With Russian hysteria at a fever’s pitch and with the U.S. media mesmerized by 44-year-old Ukrainian President Volodymyr Zelensky, reporting on the Ukraine War has hit an all time journalist low. President Joe Biden, 79, hoped that getting $10 billion in military funding for Ukraine would keep the conflict going of months, just in time to boost Democrats chances in the Midterm elections. Whether admitted to or not, the U.S. is now funding its Ukraine proxies to fight the Russian Federation. Zelensky spoke via Zoom link today to 100 members of the U.S. Senate and 200 invited guests, letting Zelensky’s charm offensive continue to sweep elected officials off their feet. Zelensky’s PR team knows exactly the right hot buttons to push to get as much mileage as possible out of U.S. lawmakers. Democrats and Republicans are joined at the hip with their longstanding hatred of Russia.
Zelensky had the temerity to keep selling Congress on implementing a no-fly-zone in Ukraine, something, in short order, would create WW II. Telling lawmakers that Ukraine’s fight for freedom is their own, because if Putin wins, the rest of Eastern Europe will fall like dominoes. Whether he plays dominoes or not, Zelensky knows how to play on U.S. and European fears about Putin continuing his campaign to recreate the Soviet Union or Romanoff’s Russia Empire. Rubbish like that plays well in the U.S. Congress where the last 75-years has created such twisted propaganda about the Soviet Union and now Russian Federation that brainwashing is complete. Zelensky whips up as much Russian hysteria to get what he wants from the U.S., mainly good old green American dollars. Biden’s commitment to an additional $10 billion guarantees that the war drags on for a long time.
Whether conventional wisdom is correct in U.S. politics about a war helping an incumbent’s approval ratings is anyone’s guess. Right now Biden’s aggregate approval ratings since the March 1 State-of-the-Union speech has jumped a whopping one percent to 41.6%. While not significant, the Ukraine War should boost his ratings in the weeks to come. Giving $10 billion to Ukraine and more Mig-29 floggers from Poland and other NATO countries should buy Zelensky some time. Why negotiate a ceasefire with Putin when he expects too many concessions? Putin stated clearly for the war to end, he wants Ukraine to declare its neutrality and provide legal guarantees that Crimea, Donetsk and Luhansk are now Russian territories. Taking Biden’s cash, Zelensky no longer has to make a deal with Putin but can continue the fighting, regardless of the collateral damage and destruction of Ukraine.

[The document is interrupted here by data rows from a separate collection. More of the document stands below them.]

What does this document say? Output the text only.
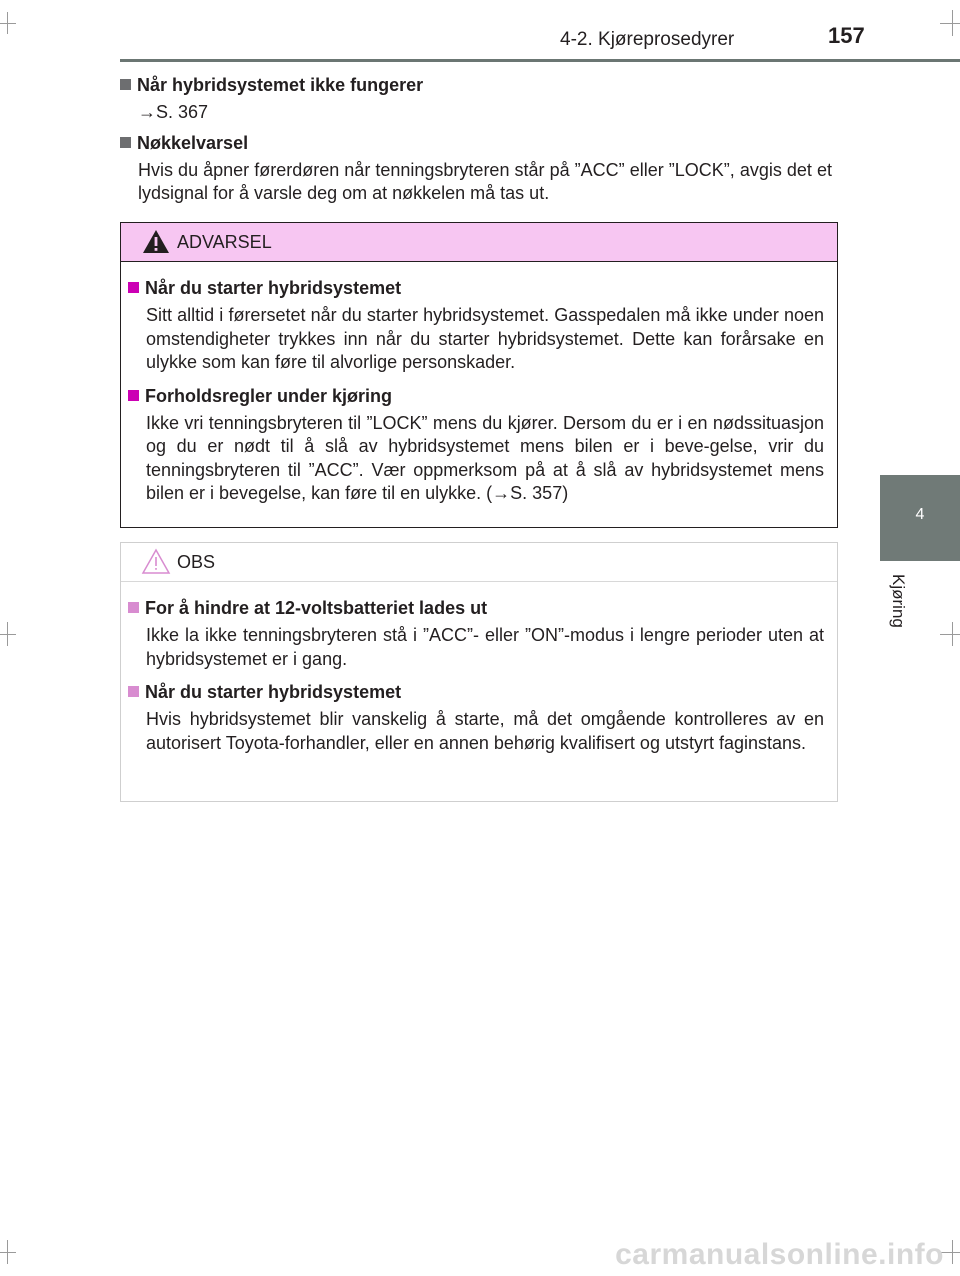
4-2. Kjøreprosedyrer	157
4
Kjøring
Når hybridsystemet ikke fungerer
→S. 367
Nøkkelvarsel
Hvis du åpner førerdøren når tenningsbryteren står på ”ACC” eller ”LOCK”, avgis det et lydsignal for å varsle deg om at nøkkelen må tas ut.
ADVARSEL
Når du starter hybridsystemet

Sitt alltid i førersetet når du starter hybridsystemet. Gasspedalen må ikke under noen omstendigheter trykkes inn når du starter hybridsystemet. Dette kan forårsake en ulykke som kan føre til alvorlige personskader.

Forholdsregler under kjøring

Ikke vri tenningsbryteren til ”LOCK” mens du kjører. Dersom du er i en nødssituasjon og du er nødt til å slå av hybridsystemet mens bilen er i beve-gelse, vrir du tenningsbryteren til ”ACC”. Vær oppmerksom på at å slå av hybridsystemet mens bilen er i bevegelse, kan føre til en ulykke. (→S. 357)

OBS
For å hindre at 12-voltsbatteriet lades ut

Ikke la ikke tenningsbryteren stå i ”ACC”- eller ”ON”-modus i lengre perioder uten at hybridsystemet er i gang.

Når du starter hybridsystemet

Hvis hybridsystemet blir vanskelig å starte, må det omgående kontrolleres av en autorisert Toyota-forhandler, eller en annen behørig kvalifisert og utstyrt faginstans.

carmanualsonline.info
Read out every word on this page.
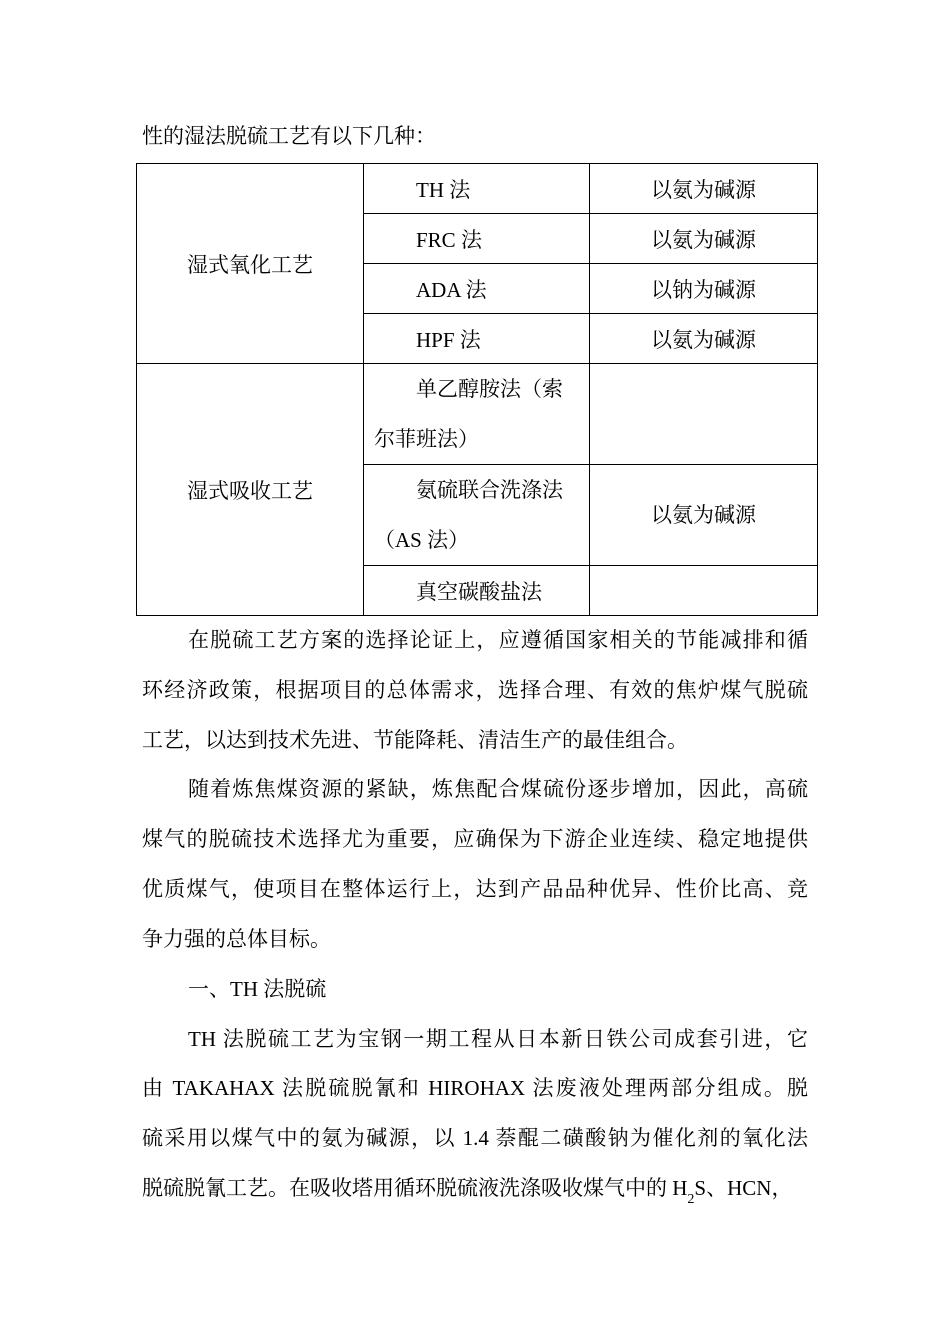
性的湿法脱硫工艺有以下几种：
湿式氧化工艺	TH 法	以氨为碱源
	FRC 法	以氨为碱源
	ADA 法	以钠为碱源
	HPF 法	以氨为碱源
湿式吸收工艺	单乙醇胺法（索
尔菲班法）	

	氨硫联合洗涤法
（AS 法）	以氨为碱源

	真空碳酸盐法	
在脱硫工艺方案的选择论证上，应遵循国家相关的节能减排和循
环经济政策，根据项目的总体需求，选择合理、有效的焦炉煤气脱硫
工艺，以达到技术先进、节能降耗、清洁生产的最佳组合。
随着炼焦煤资源的紧缺，炼焦配合煤硫份逐步增加，因此，高硫
煤气的脱硫技术选择尤为重要，应确保为下游企业连续、稳定地提供
优质煤气，使项目在整体运行上，达到产品品种优异、性价比高、竞
争力强的总体目标。
一、TH 法脱硫
TH 法脱硫工艺为宝钢一期工程从日本新日铁公司成套引进，它
由 TAKAHAX 法脱硫脱氰和 HIROHAX 法废液处理两部分组成。脱
硫采用以煤气中的氨为碱源，以 1.4 萘醌二磺酸钠为催化剂的氧化法
脱硫脱氰工艺。在吸收塔用循环脱硫液洗涤吸收煤气中的 $H_2S$、HCN，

Zelensky’s Zoom speech in the U.S. Senate today gives anti-Russian war hawks all the red meat they could ever want. Watching them all fall for Zelensky’s charm offensive shows human vulnerability to a good salesman. Putin said today he has “no ill-intentions” to his neighbors, trying to reassure former Soviet satellites that he won’t seek to topple any other NATO or non-NATO states. “We see no need to exacerbate the situation or worsen our relations,” Putin said on state-owned Russia-24 news station. “I think everyone should think about normalizing relations and cooperating normally,” Putin said, responding to the avalanche of U.S. and EU sanctions that have crippled the Russian economy. Whatever sanctions relief Putin wants, he’ll get none until he pulls every last troop out of Ukraine. Putin’s statements seek to challenge Zelensky’s anti-Russian rhetoric.
Putin is no longer human in the Western press, now demonized like Adolf Hitler, the German tyrant that killed over 20 million Russians in WW II. No country fighting in WW II came close to the economic and human toll as Russia, creating an extreme defensive posture after WW II. Putin wants Western powers to know that Russia is not trying to reclaim the Soviet Union or Russian Empire but has implacable national security red lines about the United States setting up shop in Ukraine on its border. Putin’s keys to a ceasefire could not be more clear: A formal declaration of neutrality by the Ukraine government. Relations with Ukraine went south when a Feb. 22, 2014 CIA-backed coup toppled the duly elected pro-Kremlin Kiev government of Viktor Yanukovych. Putin annexed the Crimean Peninsula March 1, 2014 to protect his Sevastopol naval base.
Putin invaded Ukraine after years of provocations by Zelensky seeking NATO membership. NATO Secretary-General Jens Stoltenberg wisely rejected Zelensky’s attempts at membership knowing it would pit NATO against the Russian Federation. All of Zelensky’s tough talk today in his Zoom meeting with the U.S. Senate is precisely why Stoltenberg kept Ukraine out of NATO. No one in NATO or the EU wants war on the European Continent with Russia. Yet Biden seized the opportunity to push Putin over the edge for the last three months, refusing to negotiate new security arrangements in Ukraine and Europe. Biden pounced on the opportunity to incite Putin to war knowing it would help his plunging approval ratings and fate of Democrats in the November Midterm elections. Putin laid out reasonable grounds for a ceasefire and peace talks, all of which rejected by the U.S. and Ukraine.